W. K. Latcham, the arresting officer for the second offense committed by Gallagher Wednesday morning against Albert King; Gus Metzinger, patrolman in charge of No. 4 police station, and who released Gallagher on $11 bond, and Dr. E. L. Gist all testified that it was their belief that Gallagher was sane. The testimony was becoming long drawn out and immaterial. The case for insanity was lost within the first five minutes of examination and the commission decided to put an end to the needless investigation.

After taking the testimony of John McCarthy, one of Gallagher's bartenders, the investigation adjourned and the commissioners met in secret session. They remained in session long enough to cast one vote and dictate their decision to the stenographer.

GOES TO THE WORKHOUSE.

Gallagher was sent to the workhouse in the daily crowd which is sent from the police court. His fine is $1,000 or one year in the workhouse. If he does not pay his fine he must remain for one year unless pardoned by the mayor.

The lunacy commission proceeding was instigated by Chief of Police Daniel Ahern, who conferred with Judge Theodore Remley of the police court and Colonel J. C. Greenman of the Humane office. It was the opinion of the three that Gallagher was too dangerous a man to walk the streets of Kansas City. It was the fear that he would be able to pay his fine and get out of the workhouse a free man, that led Chief Ahern to take such steps in having the lunacy commission appointed, he says.

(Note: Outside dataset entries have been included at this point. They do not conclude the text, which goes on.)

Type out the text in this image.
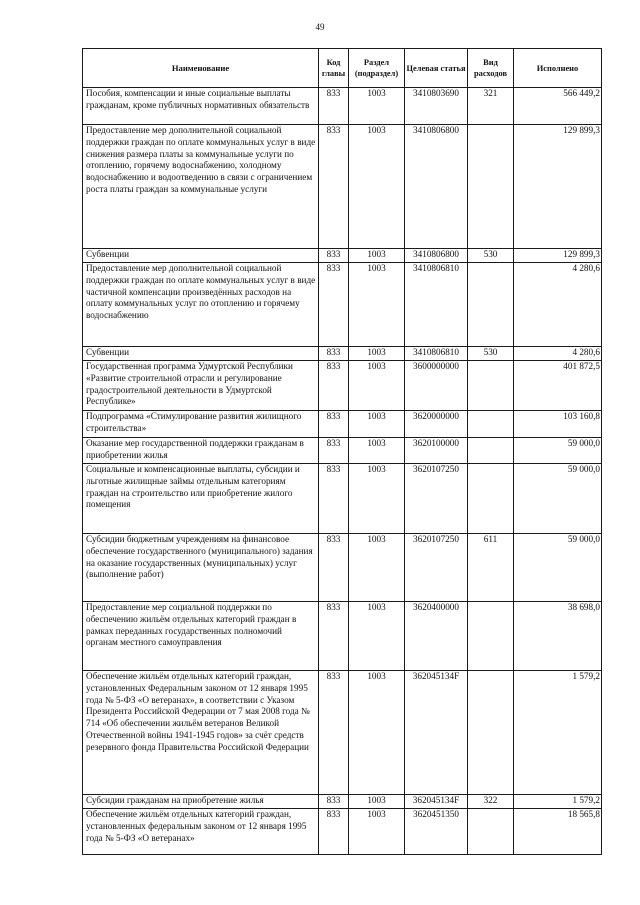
49
Наименование	Код главы	Раздел (подраздел)	Целевая статья	Вид расходов	Исполнено
Пособия, компенсации и иные социальные выплаты гражданам, кроме публичных нормативных обязательств	833	1003	3410803690	321	566 449,2
Предоставление мер дополнительной социальной поддержки граждан по оплате коммунальных услуг в виде снижения размера платы за коммунальные услуги по отоплению, горячему водоснабжению, холодному водоснабжению и водоотведению в связи с ограничением роста платы граждан за коммунальные услуги	833	1003	3410806800		129 899,3
Субвенции	833	1003	3410806800	530	129 899,3
Предоставление мер дополнительной социальной поддержки граждан по оплате коммунальных услуг в виде частичной компенсации произведённых расходов на оплату коммунальных услуг по отоплению и горячему водоснабжению	833	1003	3410806810		4 280,6
Субвенции	833	1003	3410806810	530	4 280,6
Государственная программа Удмуртской Республики «Развитие строительной отрасли и регулирование градостроительной деятельности в Удмуртской Республике»	833	1003	3600000000		401 872,5
Подпрограмма «Стимулирование развития жилищного строительства»	833	1003	3620000000		103 160,8
Оказание мер государственной поддержки гражданам в приобретении жилья	833	1003	3620100000		59 000,0
Социальные и компенсационные выплаты, субсидии и льготные жилищные займы отдельным категориям граждан на строительство или приобретение жилого помещения	833	1003	3620107250		59 000,0
Субсидии бюджетным учреждениям на финансовое обеспечение государственного (муниципального) задания на оказание государственных (муниципальных) услуг (выполнение работ)	833	1003	3620107250	611	59 000,0
Предоставление мер социальной поддержки по обеспечению жильём отдельных категорий граждан в рамках переданных государственных полномочий органам местного самоуправления	833	1003	3620400000		38 698,0
Обеспечение жильём отдельных категорий граждан, установленных Федеральным законом от 12 января 1995 года № 5-ФЗ «О ветеранах», в соответствии с Указом Президента Российской Федерации от 7 мая 2008 года № 714 «Об обеспечении жильём ветеранов Великой Отечественной войны 1941-1945 годов» за счёт средств резервного фонда Правительства Российской Федерации	833	1003	362045134F		1 579,2
Субсидии гражданам на приобретение жилья	833	1003	362045134F	322	1 579,2
Обеспечение жильём отдельных категорий граждан, установленных федеральным законом от 12 января 1995 года № 5-ФЗ «О ветеранах»	833	1003	3620451350		18 565,8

"It means," said the chief, "that Gallagher goes to the workhouse His time limit for appeal is over and he will have to serve out his time or pay his fine. He is a dangerous man and should be kept in custody. I believe the fellow is insane."

It was suggested to acting Police Judge Remley by Cliff Langsdale, city attorney, that the time for appeal bond in Gallagher's case had elapsed. Judge Remley said that he would not countenance an appeal bond at any rate. He said that it would be necessary for Gallagher to go to courts above his jurisdiction before he could keep himself from the workhouse any longer.